L’industrie du camionnage est sous pression depuis déjà plusieurs années, que ce soit en raison de son taux de rétention, des conditions difficiles de travail, du manque de reconnaissance de son importance ou encore, ses difficultés de recrutement.

À compter du 31 octobre, la pression sera encore plus forte pour tous les transporteurs qui seront affectés par la fermeture de 3 voies sur 6 dans le Tunnel Louis-Hippolyte-Lafontaine, les routiers, les fournisseurs, les clients et les consommateurs. Ces derniers devront d’ailleurs payer pour les hausses qui résulteront de toutes les perturbations causées à l’industrie et à la chaîne d’approvisionnement.

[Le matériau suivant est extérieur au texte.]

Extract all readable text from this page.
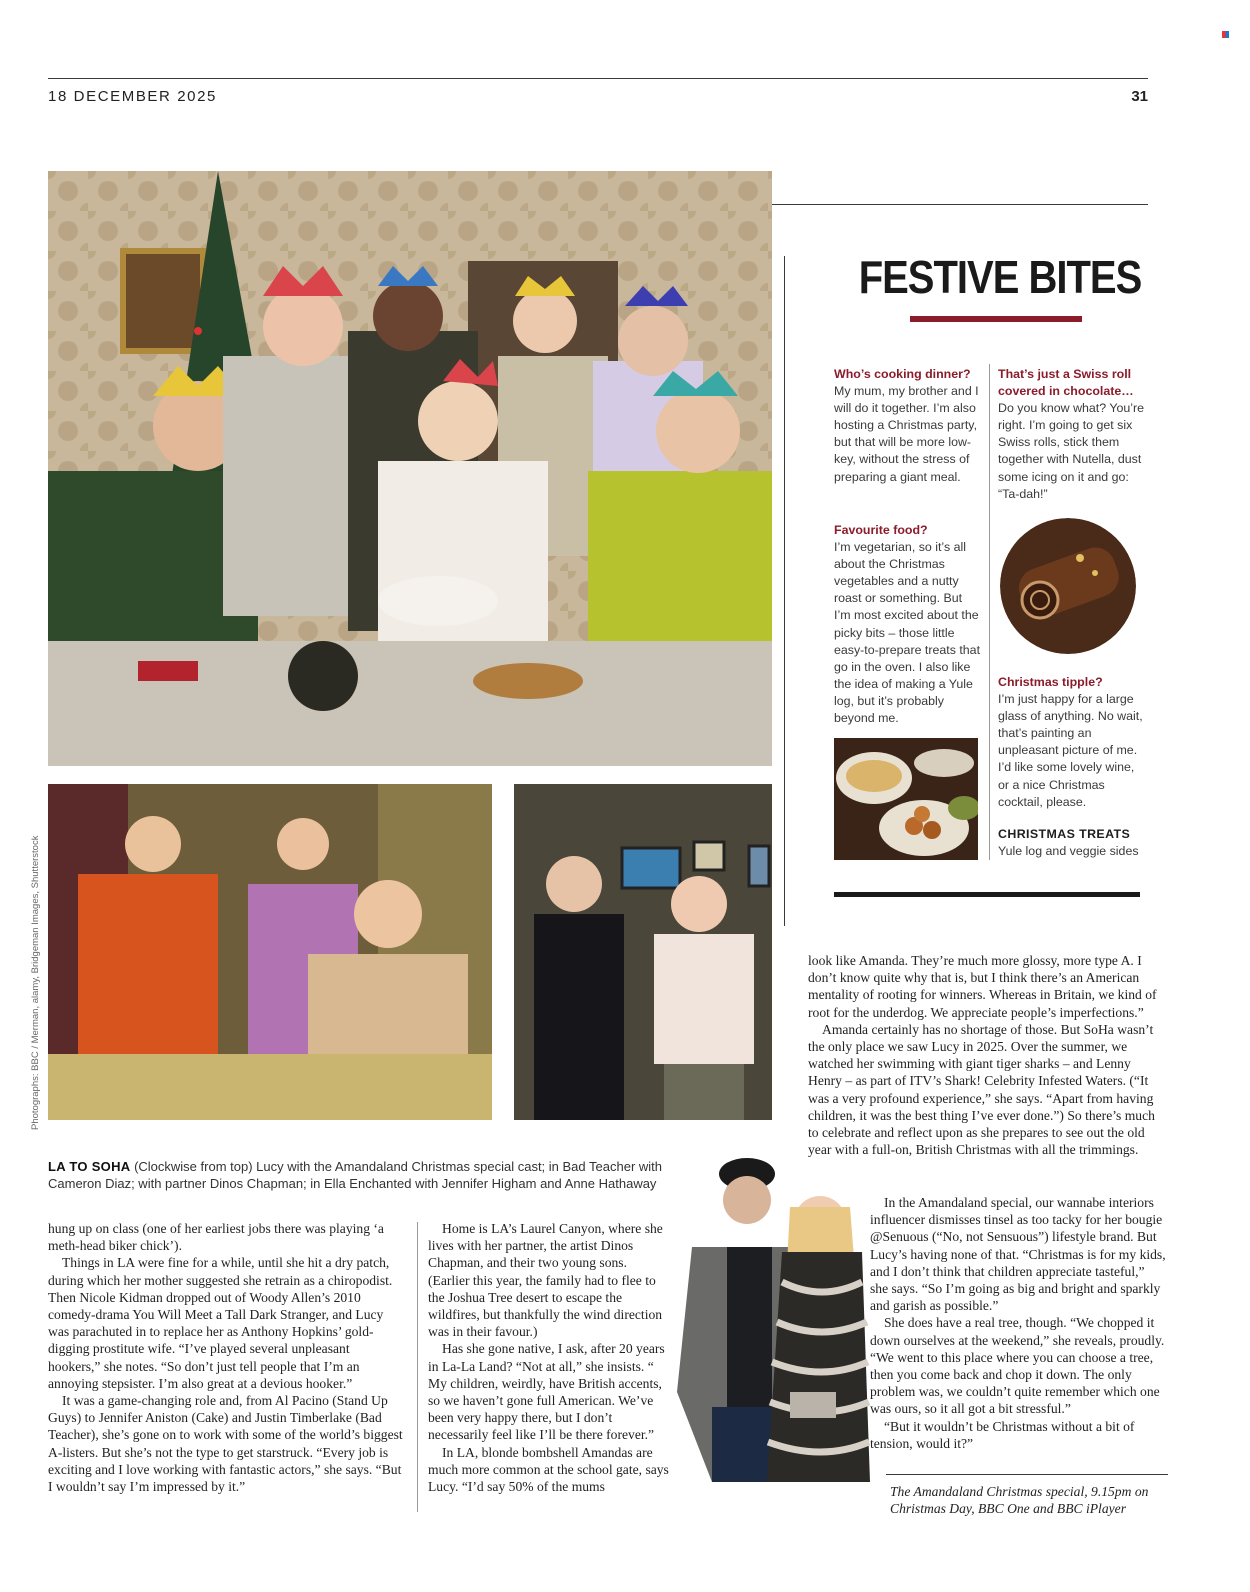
18 DECEMBER 2025	31
Photographs: BBC / Merman, alamy, Bridgeman Images, Shutterstock
LA TO SOHA (Clockwise from top) Lucy with the Amandaland Christmas special cast; in Bad Teacher with Cameron Diaz; with partner Dinos Chapman; in Ella Enchanted with Jennifer Higham and Anne Hathaway
FESTIVE BITES
Who’s cooking dinner?

My mum, my brother and I will do it together. I’m also hosting a Christmas party, but that will be more low-key, without the stress of preparing a giant meal.

Favourite food?

I’m vegetarian, so it’s all about the Christmas vegetables and a nutty roast or something. But I’m most excited about the picky bits – those little easy-to-prepare treats that go in the oven. I also like the idea of making a Yule log, but it’s probably beyond me.

That’s just a Swiss roll covered in chocolate…

Do you know what? You’re right. I’m going to get six Swiss rolls, stick them together with Nutella, dust some icing on it and go: “Ta-dah!”

Christmas tipple?

I’m just happy for a large glass of anything. No wait, that’s painting an unpleasant picture of me. I’d like some lovely wine, or a nice Christmas cocktail, please.

CHRISTMAS TREATS

Yule log and veggie sides

hung up on class (one of her earliest jobs there was playing ‘a meth-head biker chick’).

Things in LA were fine for a while, until she hit a dry patch, during which her mother suggested she retrain as a chiropodist. Then Nicole Kidman dropped out of Woody Allen’s 2010 comedy-drama You Will Meet a Tall Dark Stranger, and Lucy was parachuted in to replace her as Anthony Hopkins’ gold-digging prostitute wife. “I’ve played several unpleasant hookers,” she notes. “So don’t just tell people that I’m an annoying stepsister. I’m also great at a devious hooker.”

It was a game-changing role and, from Al Pacino (Stand Up Guys) to Jennifer Aniston (Cake) and Justin Timberlake (Bad Teacher), she’s gone on to work with some of the world’s biggest A-listers. But she’s not the type to get starstruck. “Every job is exciting and I love working with fantastic actors,” she says. “But I wouldn’t say I’m impressed by it.”

Home is LA’s Laurel Canyon, where she lives with her partner, the artist Dinos Chapman, and their two young sons. (Earlier this year, the family had to flee to the Joshua Tree desert to escape the wildfires, but thankfully the wind direction was in their favour.)

Has she gone native, I ask, after 20 years in La-La Land? “Not at all,” she insists. “ My children, weirdly, have British accents, so we haven’t gone full American. We’ve been very happy there, but I don’t necessarily feel like I’ll be there forever.”

In LA, blonde bombshell Amandas are much more common at the school gate, says Lucy. “I’d say 50% of the mums

look like Amanda. They’re much more glossy, more type A. I don’t know quite why that is, but I think there’s an American mentality of rooting for winners. Whereas in Britain, we kind of root for the underdog. We appreciate people’s imperfections.”

Amanda certainly has no shortage of those. But SoHa wasn’t the only place we saw Lucy in 2025. Over the summer, we watched her swimming with giant tiger sharks – and Lenny Henry – as part of ITV’s Shark! Celebrity Infested Waters. (“It was a very profound experience,” she says. “Apart from having children, it was the best thing I’ve ever done.”) So there’s much to celebrate and reflect upon as she prepares to see out the old year with a full-on, British Christmas with all the trimmings.

In the Amandaland special, our wannabe interiors influencer dismisses tinsel as too tacky for her bougie @Senuous (“No, not Sensuous”) lifestyle brand. But Lucy’s having none of that. “Christmas is for my kids, and I don’t think that children appreciate tasteful,” she says. “So I’m going as big and bright and sparkly and garish as possible.”

She does have a real tree, though. “We chopped it down ourselves at the weekend,” she reveals, proudly. “We went to this place where you can choose a tree, then you come back and chop it down. The only problem was, we couldn’t quite remember which one was ours, so it all got a bit stressful.”

“But it wouldn’t be Christmas without a bit of tension, would it?”

The Amandaland Christmas special, 9.15pm on Christmas Day, BBC One and BBC iPlayer
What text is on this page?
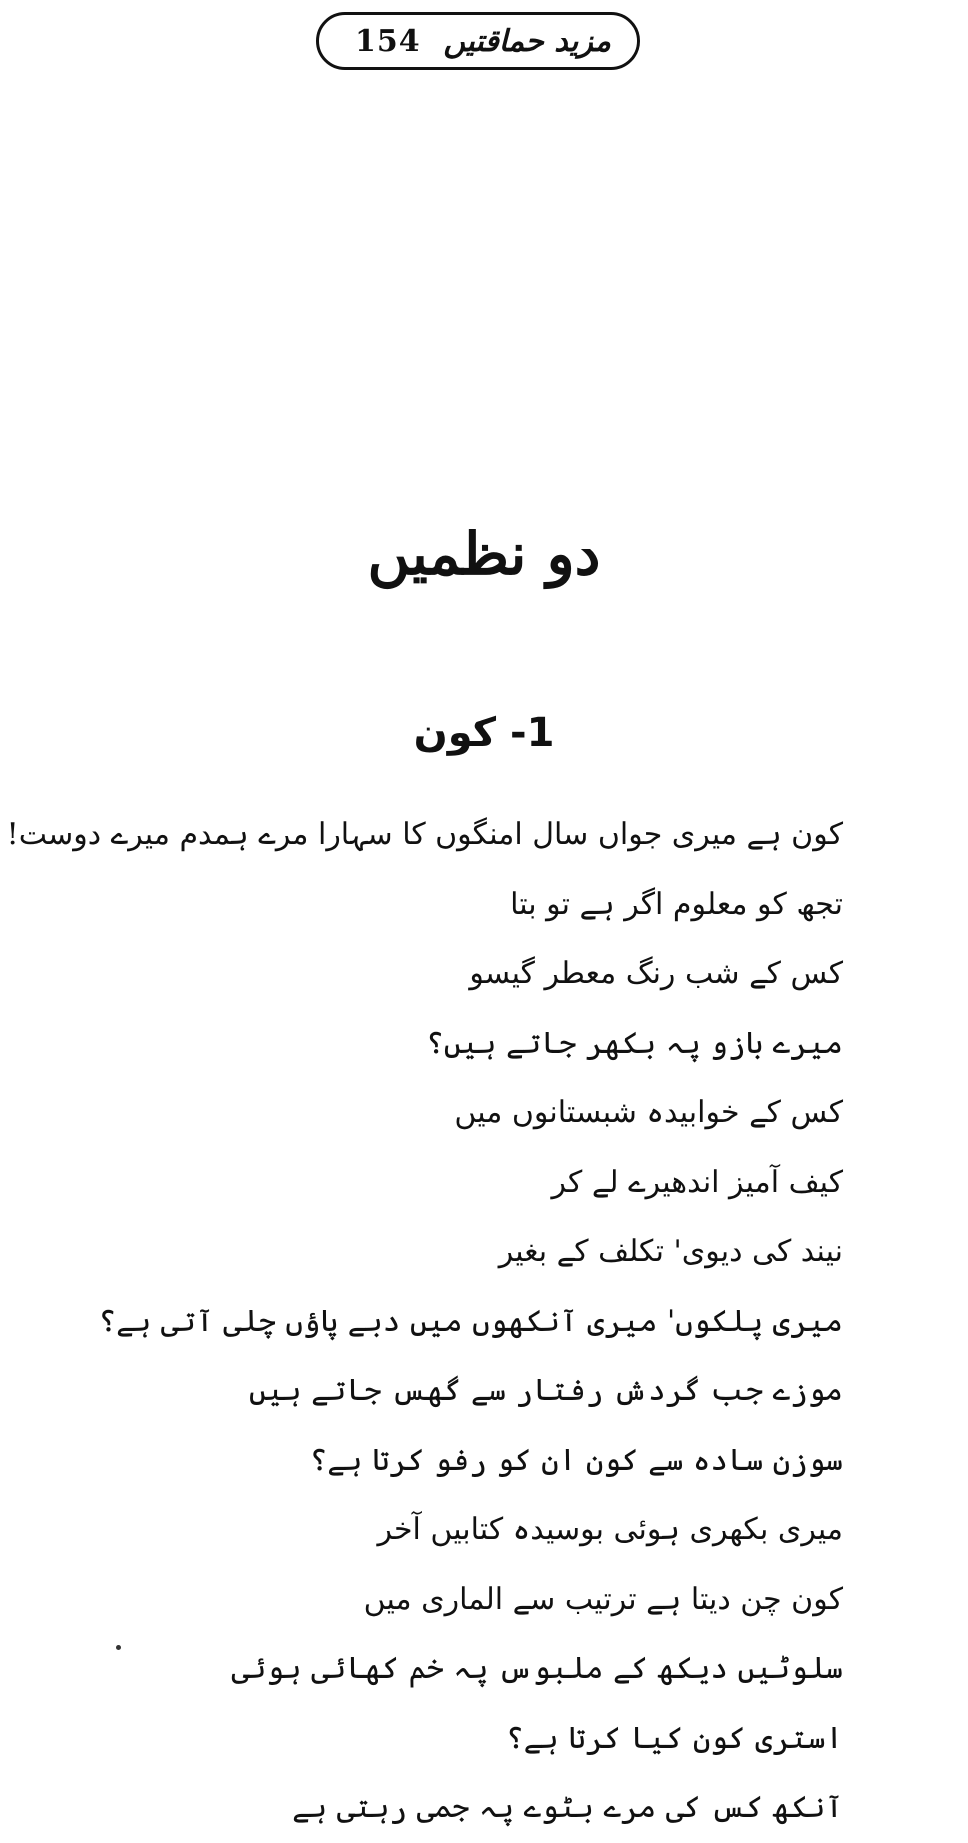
154 مزید حماقتیں
دو نظمیں
1- کون
کون ہے میری جواں سال امنگوں کا سہارا مرے ہمدم میرے دوست!
تجھ کو معلوم اگر ہے تو بتا
کس کے شب رنگ معطر گیسو
میرے بازو پہ بکھر جاتے ہیں؟
کس کے خوابیدہ شبستانوں میں
کیف آمیز اندھیرے لے کر
نیند کی دیوی' تکلف کے بغیر
میری پلکوں' میری آنکھوں میں دبے پاؤں چلی آتی ہے؟
موزے جب گردش رفتار سے گھس جاتے ہیں
سوزن سادہ سے کون ان کو رفو کرتا ہے؟
میری بکھری ہوئی بوسیدہ کتابیں آخر
کون چن دیتا ہے ترتیب سے الماری میں
سلوٹیں دیکھ کے ملبوس پہ خم کھائی ہوئی
استری کون کیا کرتا ہے؟
آنکھ کس کی مرے بٹوے پہ جمی رہتی ہے
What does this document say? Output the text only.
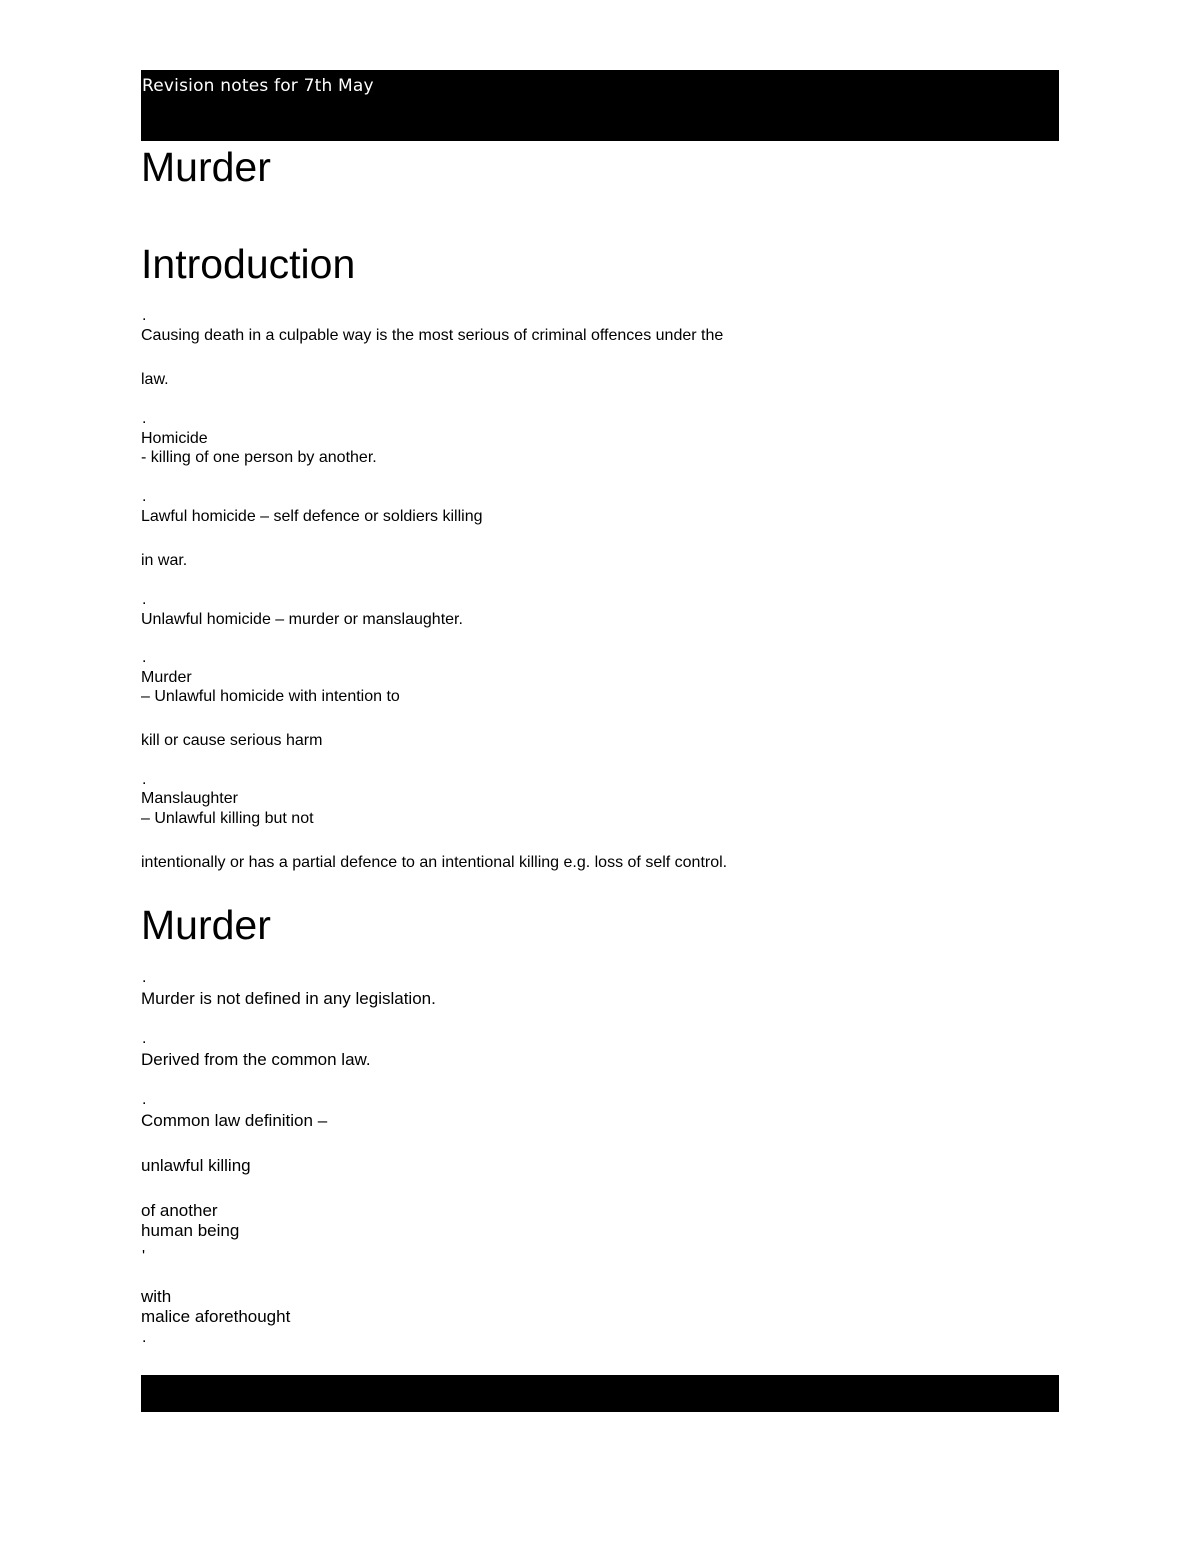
Revision notes for 7th May
Murder
Introduction
.
Causing death in a culpable way is the most serious of criminal offences under the
law.
.
Homicide
- killing of one person by another.
.
Lawful homicide – self defence or soldiers killing
in war.
.
Unlawful homicide – murder or manslaughter.
.
Murder
– Unlawful homicide with intention to
kill or cause serious harm
.
Manslaughter
– Unlawful killing but not
intentionally or has a partial defence to an intentional killing e.g. loss of self control.
Murder
.
Murder is not defined in any legislation.
.
Derived from the common law.
.
Common law definition –
unlawful killing
of another
human being
'
with
malice aforethought
.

Afin de pallier les retards et la hausse des coûts qu’occasionnera cette importante fermeture, qui se prolongera sur plusieurs années, et l’abandon des postes de routier en ville, l’industrie propose des solutions et urge les dirigeants de les entendre. Par exemple, Marc Cadieux demande des corridors réservés aux poids lourds à des moments clés pour les horaires du transport, et une hausse considérable de l’utilisation des transports collectifs par le public.

Marc Cadieux, président de l’Association du Camionnage au Québec, souligne que la fermeture du tunnel aura des impacts considérables sur les activités du Port de Montréal et sans la mise en place d’un plan efficace, l’industrie manufacturière et les commerces de détail seront également affectés. Les retards et la perte de productivité pourraient mettre en péril les emplois dans les usines, et créer une onde de choc non seulement dans le camionnage, mais dans toutes les sphères qui y sont liées.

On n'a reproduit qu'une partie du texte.